HapLearn Iteration 1

Objective

Our project is aimed towards Haptic Data Visualization (HDV) using the force-feedback and vibrotactile feedback. We wanted to explore different ways in which trends and data can be experienced in graphs using haptic interaction in a way that can assist visually impaired individuals.

Motivation

The motivation behind the first iteration was to explore multimodal approaches to represent graphical data. Three members of the group did not have Haply so they decided to focus on the vibrotactile feedback while the fourth member experimented with the Haply.

Since, three members of the group did not have the Haply so we decided to use vibrotactile feedback using simple coin actuators and Arduino Uno board. For the development environment we used Arduino IDE and Processing IDE.

Coin actuator

Contribution

In the first iteration, a lot time was spent on literature review and deciding on encoding mechanisms. I personally worked on multimodal aspect of the project where I integrated the auditory feedback with the vibrotactile feedback. A major challenge was keeping both types of feedback in sync.

Approach

For the first iteration, we decided to start with a simpler bar chart with dummy data for the population of different countries.
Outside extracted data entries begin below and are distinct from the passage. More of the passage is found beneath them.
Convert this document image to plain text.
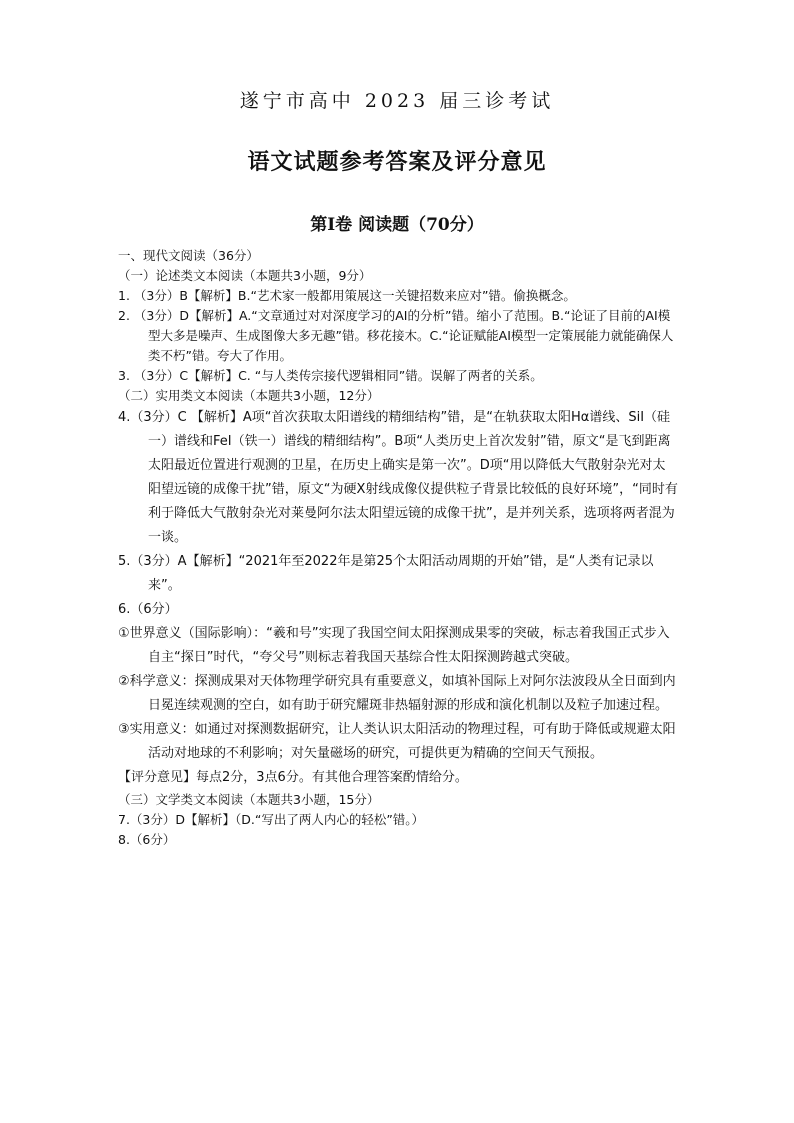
遂宁市高中 2023 届三诊考试
语文试题参考答案及评分意见
第Ⅰ卷 阅读题（70分）

一、现代文阅读（36分）

（一）论述类文本阅读（本题共3小题，9分）

1. （3分）B【解析】B.“艺术家一般都用策展这一关键招数来应对”错。偷换概念。

2. （3分）D【解析】A.“文章通过对对深度学习的AI的分析”错。缩小了范围。B.“论证了目前的AI模型大多是噪声、生成图像大多无趣”错。移花接木。C.“论证赋能AI模型一定策展能力就能确保人类不朽”错。夸大了作用。

3. （3分）C【解析】C. “与人类传宗接代逻辑相同”错。误解了两者的关系。

（二）实用类文本阅读（本题共3小题，12分）

4.（3分）C 【解析】A项“首次获取太阳谱线的精细结构”错，是“在轨获取太阳Hα谱线、SiⅠ（硅一）谱线和FeⅠ（铁一）谱线的精细结构”。B项“人类历史上首次发射”错，原文“是飞到距离太阳最近位置进行观测的卫星，在历史上确实是第一次”。D项“用以降低大气散射杂光对太阳望远镜的成像干扰”错，原文“为硬X射线成像仪提供粒子背景比较低的良好环境”，“同时有利于降低大气散射杂光对莱曼阿尔法太阳望远镜的成像干扰”，是并列关系，选项将两者混为一谈。

5.（3分）A【解析】“2021年至2022年是第25个太阳活动周期的开始”错，是“人类有记录以来”。

6.（6分）

①世界意义（国际影响）：“羲和号”实现了我国空间太阳探测成果零的突破，标志着我国正式步入自主“探日”时代，“夸父号”则标志着我国天基综合性太阳探测跨越式突破。

②科学意义：探测成果对天体物理学研究具有重要意义，如填补国际上对阿尔法波段从全日面到内日冕连续观测的空白，如有助于研究耀斑非热辐射源的形成和演化机制以及粒子加速过程。

③实用意义：如通过对探测数据研究，让人类认识太阳活动的物理过程，可有助于降低或规避太阳活动对地球的不利影响；对矢量磁场的研究，可提供更为精确的空间天气预报。

【评分意见】每点2分，3点6分。有其他合理答案酌情给分。

（三）文学类文本阅读（本题共3小题，15分）

7.（3分）D【解析】（D.“写出了两人内心的轻松”错。）

8.（6分）
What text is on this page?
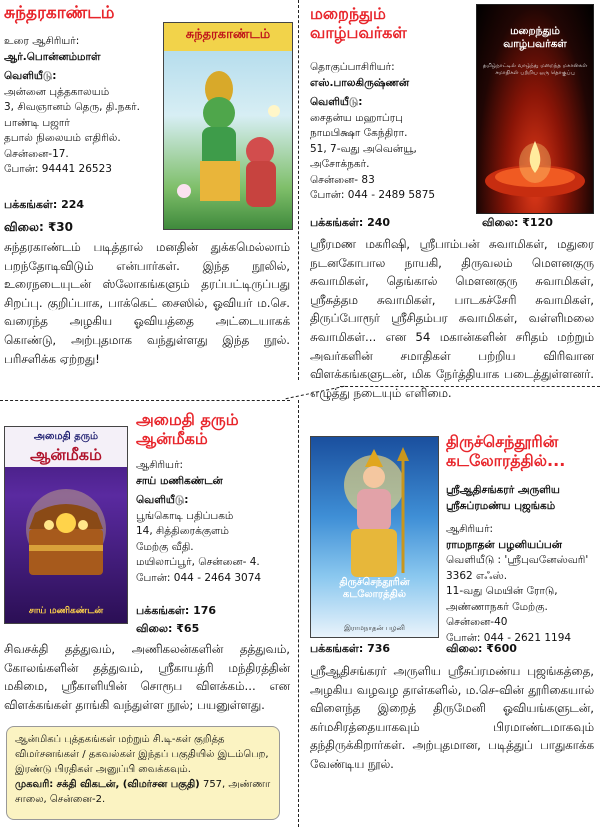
சுந்தரகாண்டம்
உரை ஆசிரியர்:
ஆர்.பொன்னம்மாள்
வெளியீடு:
அன்னை புத்தகாலயம்
3, சிவஞானம் தெரு, தி.நகர்.
பாண்டி பஜார்
தபால் நிலையம் எதிரில்.
சென்னை-17.
போன்: 94441 26523
பக்கங்கள்: 224
விலை: ₹30
சுந்தரகாண்டம்
சுந்தரகாண்டம் படித்தால் மனதின் துக்கமெல்லாம் பறந்தோடிவிடும் என்பார்கள். இந்த நூலில், உரைநடையுடன் ஸ்லோகங்களும் தரப்பட்டிருப்பது சிறப்பு. குறிப்பாக, பாக்கெட் சைஸில், ஓவியர் ம.செ. வரைந்த அழகிய ஓவியத்தை அட்டையாகக் கொண்டு, அற்புதமாக வந்துள்ளது இந்த நூல். பரிசளிக்க ஏற்றது!
மறைந்தும்
வாழ்பவர்கள்
தொகுப்பாசிரியர்:
எஸ்.பாலகிருஷ்ணன்
வெளியீடு:
சைதன்ய மஹாப்ரபு
நாமபிக்ஷா கேந்திரா.
51, 7-வது அவென்யூ,
அசோக்நகர்.
சென்னை- 83
போன்: 044 - 2489 5875
மறைந்தும் வாழ்பவர்கள்
தமிழ்நாட்டில் வாழ்ந்து மறைந்த மகான்கள் சமாதிகள் பற்றிய ஒரு தொகுப்பு
பக்கங்கள்: 240	விலை: ₹120
ஸ்ரீரமண மகரிஷி, ஸ்ரீபாம்பன் சுவாமிகள், மதுரை நடனகோபால நாயகி, திருவலம் மௌனகுரு சுவாமிகள், தெங்கால் மௌனகுரு சுவாமிகள், ஸ்ரீசுத்தம சுவாமிகள், பாடகச்சேரி சுவாமிகள், திருப்போரூர் ஸ்ரீசிதம்பர சுவாமிகள், வள்ளிமலை சுவாமிகள்... என 54 மகான்களின் சரிதம் மற்றும் அவர்களின் சமாதிகள் பற்றிய விரிவான விளக்கங்களுடன், மிக நேர்த்தியாக படைத்துள்ளனர். எழுத்து நடையும் எளிமை.
அமைதி தரும்
ஆன்மீகம்
அமைதி தரும்
ஆன்மீகம்
சாய் மணிகண்டன்
ஆசிரியர்:
சாய் மணிகண்டன்
வெளியீடு:
பூங்கொடி பதிப்பகம்
14, சித்திரைக்குளம்
மேற்கு வீதி.
மயிலாப்பூர், சென்னை- 4.
போன்: 044 - 2464 3074
பக்கங்கள்: 176
விலை: ₹65
சிவசக்தி தத்துவம், அணிகலன்களின் தத்துவம், கோலங்களின் தத்துவம், ஸ்ரீகாயத்ரி மந்திரத்தின் மகிமை, ஸ்ரீகாளியின் சொரூப விளக்கம்... என விளக்கங்கள் தாங்கி வந்துள்ள நூல்; பயனுள்ளது.
ஆன்மிகப் புத்தகங்கள் மற்றும் சி.டி-கள் குறித்த விமர்சனங்கள் / தகவல்கள் இந்தப் பகுதியில் இடம்பெற, இரண்டு பிரதிகள் அனுப்பி வைக்கவும்.
முகவரி: சக்தி விகடன், (விமர்சன பகுதி) 757, அண்ணா சாலை, சென்னை-2.
திருச்செந்தூரின்
கடலோரத்தில்...
திருச்செந்தூரின் கடலோரத்தில்
இராமநாதன் பழனி
ஸ்ரீஆதிசங்கரர் அருளிய
ஸ்ரீசுப்ரமண்ய புஜங்கம்
ஆசிரியர்:
ராமநாதன் பழனியப்பன்
வெளியீடு : 'ஸ்ரீபுவனேஸ்வரி'
3362 எஃஸ்.
11-வது மெயின் ரோடு,
அண்ணாநகர் மேற்கு.
சென்னை-40
போன்: 044 - 2621 1194
பக்கங்கள்: 736	விலை: ₹600
ஸ்ரீஆதிசங்கரர் அருளிய ஸ்ரீசுப்ரமண்ய புஜங்கத்தை, அழகிய வழவழ தாள்களில், ம.செ-வின் தூரிகையால் விளைந்த இறைத் திருமேனி ஓவியங்களுடன், கர்மசிரத்தையாகவும் பிரமாண்டமாகவும் தந்திருக்கிறார்கள். அற்புதமான, படித்துப் பாதுகாக்க வேண்டிய நூல்.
The bar chart generated by the processing is shown below. We decided to use a multimodal approach by combining audio and vibrotactile feedback to represent the graphical data.

Bar chart rendered by processing

Audio feedback

The auditory feedback is meant to assist a blind user in particular while navigating through the graph. We felt that auditory feedback was necessary because:

  • The user can move outside the sketch window and get lost on the computer screen.
  • Only vibrotactile feedback was not enough to easily decode the y-axis values.

To incorporate audio feedback, we found two libraries for processing namely “Minim” and “ttslib”. We integrated these libraries in our bar chart sketch. One of the challenges was keeping the vibrotactile and auditory feedback in sync as otherwise there would have been a lot of noise in the sketch. This was achieved by performing different iterations.

Vibrotactile feedback

We also had to decide on the encoding mechanism for vibrotactile feedback to represent the y-axis values. Through literature review we found five parameters that can be tweaked to render vibrotactile feedback. These parameters are amplitude, frequency, waveform, duration and pattern. We decided to focus on amplitude and pattern for the first iteration.

While experimenting, we started with a constant amplitude of vibrations representing each category. However, after reviewing literature, and brainstorming we realized that the amplitude of the vibration should reflect the values on the y-axis. Therefore, we experimented with varying amplitudes of vibrations. Some of the issues we came across were:

  1. How to map y-axis values onto the amplitude of vibrations.
  2. The y-axis can have negative and decimal values as well.
  3. How significantly should we distinguish between different y-axis values?

After considering these bottlenecks, we decided to restrict the graph for the first iteration to a simple bar chart of the population of different countries. For the sake of simplicity, we:

  • Used population values in multiples of 10
  • Restricted our graph to only 5 categories
  • Did not include any population greater than 10.

We then encoded the y-axis values i.e. population values by tweaking the signal to the Arduino. It was a trial and error process where we played around with the intensity of the signal until we felt that we were able to distinguish between two bars. For instance, if we are in the bin for England, then we felt the strongest vibration since its corresponding value was the largest. In contrast, if we are in the bin for Germany, we felt a subtle vibration since its corresponding value is the lowest. One issue we faced was that often the amplitude was so low that it was barely noticeable. Hence, we had to re-adjust the damping factor associated with the amplitude.

In addition to amplitude, we also utilized the the number of vibrations to map the y-axis values. We had to decide on the encoding mechanism for the vibrations. Since y-axis values were in multiples of 10, we decided to map that for the number of vibrations. Hence, the mapping for vibrations will be as following:

To test out the sketch, I tied the vibrotactile actuator to my index finger using a velcoro strap. Then I navigated on the sketch and experienced the vibrotactile and auditory feedback from the sketch.

Demo of Vibrotactile and Auditory

Reflection

In this iteration we were able to achieve our objective of creating and experimenting with a low fidelity sketch to represent the graphical data by using audio and vibrotactile feedback. We believe that a bar chart is a great starting point and we would extend this to different types of graph data. However, a major reflection point was to determine the efficacy of the vibrotactile feedback. Although we successfully rendered a multimodal way of representing a bar chart but in hindsight I believe that we could have made vibrotactile feedback the crux of the sketch.

During this iteration some of the challenges we faced were the hardware limitations since all members did not have the same hardware. We had to also come up with a way of incorporating force-feedback as one of the member had the Haply. Finally, collaborating across different time zones was challenging but we were to build trust and organize meetings.

For the next iteration, we are planning to more effectively utilize the haptic/vibrotactile feedback in our sketch. To achieve this we will experiment with multi-dimensional data. Moreover, since we have hardware limitation we will try to incorporate mobile phone vibrations in our sketch.